Dès sa libération totale en novembre 1944, l'Albanie s'est donné un gouvernement communiste et le gouvernement de la république populaire d'Albanie sera le seul à refuser la déstalinisation à partir de 1956 . Dans les années 60, l'Albanie se brouille également avec l'URSS et s'aligne sur la Chine maoïste. Elle est devenue une terre de conquête des Salafistes. Au début du XXe siècle, on comptait en Albanie plus de musulmans, 53 %, que de chrétiens, 47 %.
Quant à la Macédoine du Nord, ancienne république yougoslave de Macédoine, elle compte ainsi une majorité d'habitants chrétiens orthodoxes, mais aussi une forte communauté musulmane. Les Albanais, les Turcs, les Roms et les Bosniaques de Macédoine appartiennent pour la majorité à l'islam sunnite.
Le premier ministre de la Macédoine du Nord, Zoran Zaev, a averti que ses concitoyens n'accepteront pas indéfiniment d'être rejetés, alors que Skopje a mis en oeuvre les réformes réclamées par Bruxelles.

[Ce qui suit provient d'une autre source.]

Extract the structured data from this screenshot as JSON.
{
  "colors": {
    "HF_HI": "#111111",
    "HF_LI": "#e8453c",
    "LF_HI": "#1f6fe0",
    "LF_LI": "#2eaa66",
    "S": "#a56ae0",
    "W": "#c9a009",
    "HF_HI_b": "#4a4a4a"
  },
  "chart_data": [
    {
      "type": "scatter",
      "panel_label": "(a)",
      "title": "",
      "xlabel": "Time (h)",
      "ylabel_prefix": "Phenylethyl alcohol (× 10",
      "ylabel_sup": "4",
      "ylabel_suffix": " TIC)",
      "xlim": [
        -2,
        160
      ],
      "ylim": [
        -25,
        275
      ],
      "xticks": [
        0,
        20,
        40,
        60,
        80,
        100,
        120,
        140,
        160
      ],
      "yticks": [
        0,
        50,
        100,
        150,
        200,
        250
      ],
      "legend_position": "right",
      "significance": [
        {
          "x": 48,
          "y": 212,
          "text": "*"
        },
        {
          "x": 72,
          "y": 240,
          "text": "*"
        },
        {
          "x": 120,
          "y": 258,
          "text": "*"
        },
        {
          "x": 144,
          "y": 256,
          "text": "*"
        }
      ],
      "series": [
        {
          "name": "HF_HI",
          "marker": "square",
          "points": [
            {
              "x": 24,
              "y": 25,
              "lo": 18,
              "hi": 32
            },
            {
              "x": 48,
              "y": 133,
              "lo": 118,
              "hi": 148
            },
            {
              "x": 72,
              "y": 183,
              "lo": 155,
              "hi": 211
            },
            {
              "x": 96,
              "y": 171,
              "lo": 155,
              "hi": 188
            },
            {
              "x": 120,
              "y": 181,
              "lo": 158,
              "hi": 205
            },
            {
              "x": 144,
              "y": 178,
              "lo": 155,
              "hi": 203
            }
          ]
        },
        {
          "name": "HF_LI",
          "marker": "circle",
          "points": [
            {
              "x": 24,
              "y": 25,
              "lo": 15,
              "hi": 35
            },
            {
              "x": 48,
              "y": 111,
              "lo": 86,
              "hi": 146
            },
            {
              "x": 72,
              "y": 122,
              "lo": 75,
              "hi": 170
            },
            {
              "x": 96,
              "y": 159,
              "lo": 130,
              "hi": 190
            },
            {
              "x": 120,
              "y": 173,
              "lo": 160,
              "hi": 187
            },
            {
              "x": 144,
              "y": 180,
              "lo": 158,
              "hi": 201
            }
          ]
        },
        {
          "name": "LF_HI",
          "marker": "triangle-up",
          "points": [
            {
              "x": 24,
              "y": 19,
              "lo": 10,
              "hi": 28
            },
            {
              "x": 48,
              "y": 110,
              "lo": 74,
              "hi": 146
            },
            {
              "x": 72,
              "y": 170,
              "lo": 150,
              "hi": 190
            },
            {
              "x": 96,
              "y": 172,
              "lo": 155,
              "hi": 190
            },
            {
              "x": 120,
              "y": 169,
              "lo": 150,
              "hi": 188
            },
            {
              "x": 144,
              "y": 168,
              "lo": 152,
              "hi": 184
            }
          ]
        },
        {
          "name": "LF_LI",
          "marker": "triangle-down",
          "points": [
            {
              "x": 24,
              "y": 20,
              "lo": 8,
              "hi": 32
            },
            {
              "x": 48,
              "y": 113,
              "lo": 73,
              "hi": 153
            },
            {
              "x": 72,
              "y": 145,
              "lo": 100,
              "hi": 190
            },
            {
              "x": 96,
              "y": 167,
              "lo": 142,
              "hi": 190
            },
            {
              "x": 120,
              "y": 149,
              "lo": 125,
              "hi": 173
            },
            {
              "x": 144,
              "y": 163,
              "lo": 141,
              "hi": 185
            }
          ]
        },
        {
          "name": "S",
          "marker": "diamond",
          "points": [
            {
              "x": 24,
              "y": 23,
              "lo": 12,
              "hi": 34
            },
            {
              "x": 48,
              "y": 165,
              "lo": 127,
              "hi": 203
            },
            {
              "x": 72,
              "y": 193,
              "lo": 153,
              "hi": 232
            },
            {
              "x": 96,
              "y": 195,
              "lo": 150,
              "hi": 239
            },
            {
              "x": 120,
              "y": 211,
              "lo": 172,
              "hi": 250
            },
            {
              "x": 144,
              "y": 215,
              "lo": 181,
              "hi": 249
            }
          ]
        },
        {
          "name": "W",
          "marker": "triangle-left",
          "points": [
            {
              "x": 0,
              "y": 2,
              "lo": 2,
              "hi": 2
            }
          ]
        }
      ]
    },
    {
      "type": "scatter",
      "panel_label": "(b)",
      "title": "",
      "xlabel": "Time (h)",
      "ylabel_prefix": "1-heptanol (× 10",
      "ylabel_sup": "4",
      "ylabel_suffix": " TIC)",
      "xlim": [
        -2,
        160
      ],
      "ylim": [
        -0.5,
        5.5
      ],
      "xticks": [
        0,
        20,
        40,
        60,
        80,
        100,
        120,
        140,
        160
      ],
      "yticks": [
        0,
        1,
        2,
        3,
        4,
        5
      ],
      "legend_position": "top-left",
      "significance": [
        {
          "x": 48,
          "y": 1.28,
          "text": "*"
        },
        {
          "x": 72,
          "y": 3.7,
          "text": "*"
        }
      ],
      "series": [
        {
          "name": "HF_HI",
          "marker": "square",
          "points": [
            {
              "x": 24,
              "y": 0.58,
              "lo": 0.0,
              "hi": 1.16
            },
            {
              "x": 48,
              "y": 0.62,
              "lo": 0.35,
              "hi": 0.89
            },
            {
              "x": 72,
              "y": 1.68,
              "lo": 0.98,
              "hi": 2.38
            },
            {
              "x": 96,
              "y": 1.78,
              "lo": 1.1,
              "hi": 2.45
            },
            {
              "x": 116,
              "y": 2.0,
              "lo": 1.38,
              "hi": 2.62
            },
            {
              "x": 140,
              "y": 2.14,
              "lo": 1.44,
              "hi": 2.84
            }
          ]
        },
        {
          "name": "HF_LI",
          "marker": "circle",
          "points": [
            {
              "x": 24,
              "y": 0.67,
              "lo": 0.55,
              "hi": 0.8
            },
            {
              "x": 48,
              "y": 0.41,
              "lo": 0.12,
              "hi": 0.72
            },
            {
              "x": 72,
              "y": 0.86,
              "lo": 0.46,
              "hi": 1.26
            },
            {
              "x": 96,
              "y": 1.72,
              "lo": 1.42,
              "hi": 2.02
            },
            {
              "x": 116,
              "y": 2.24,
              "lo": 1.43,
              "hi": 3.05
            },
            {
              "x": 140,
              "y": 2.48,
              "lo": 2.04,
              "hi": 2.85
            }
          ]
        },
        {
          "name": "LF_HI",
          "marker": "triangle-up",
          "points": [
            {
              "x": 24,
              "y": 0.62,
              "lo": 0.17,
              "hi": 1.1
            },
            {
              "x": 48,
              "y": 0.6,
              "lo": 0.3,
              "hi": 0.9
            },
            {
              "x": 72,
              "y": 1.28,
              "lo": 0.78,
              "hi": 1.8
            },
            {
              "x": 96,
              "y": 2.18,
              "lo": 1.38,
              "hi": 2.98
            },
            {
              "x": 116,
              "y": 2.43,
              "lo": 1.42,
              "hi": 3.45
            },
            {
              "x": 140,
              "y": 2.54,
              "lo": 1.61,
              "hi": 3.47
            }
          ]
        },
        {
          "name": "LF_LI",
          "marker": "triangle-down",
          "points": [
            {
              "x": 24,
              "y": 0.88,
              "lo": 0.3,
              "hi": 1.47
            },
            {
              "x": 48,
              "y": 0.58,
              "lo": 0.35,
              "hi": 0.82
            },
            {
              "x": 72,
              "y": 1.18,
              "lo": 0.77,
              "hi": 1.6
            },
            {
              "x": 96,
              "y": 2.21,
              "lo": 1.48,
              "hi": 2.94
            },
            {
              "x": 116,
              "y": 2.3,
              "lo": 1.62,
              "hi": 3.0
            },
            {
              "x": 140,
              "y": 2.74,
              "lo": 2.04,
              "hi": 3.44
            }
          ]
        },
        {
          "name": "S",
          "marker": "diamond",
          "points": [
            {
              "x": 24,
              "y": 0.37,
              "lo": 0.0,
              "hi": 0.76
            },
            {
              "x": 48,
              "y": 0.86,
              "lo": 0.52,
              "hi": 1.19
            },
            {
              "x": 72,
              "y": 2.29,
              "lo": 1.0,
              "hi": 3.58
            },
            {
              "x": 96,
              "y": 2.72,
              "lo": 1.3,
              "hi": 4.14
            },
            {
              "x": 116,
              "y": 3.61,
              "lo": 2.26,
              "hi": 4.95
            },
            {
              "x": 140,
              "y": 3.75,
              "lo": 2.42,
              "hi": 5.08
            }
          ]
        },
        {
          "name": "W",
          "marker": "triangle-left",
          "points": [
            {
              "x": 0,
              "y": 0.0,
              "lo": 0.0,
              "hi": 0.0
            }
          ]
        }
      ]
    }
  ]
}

Le président de ce pays, Stevo Pendarovski, a cherché à apaiser les tensions. "Ce n'est pas le temps de l'apathie, des divisions ou des sentiments négatifs envers certains pays", a-t-il averti.
"Tout le monde admet que la Macédoine du Nord a fait beaucoup: elle a changé le nom du pays (afin de régler son différend avec la Grèce), elle a changé sa constitution et a tout fait pour être invitée", a souligné le président lituanien Gitanas Nauseda.

Le dossier sera à nouveau évoqué au printemps 2020 lors du prochain sommet UE-Balkans à Zagreb, a annoncé Donald Tusk. 
La Croatie, prochaine présidente de l'UE, compte faire de l'élargissement l'une de ses priorités.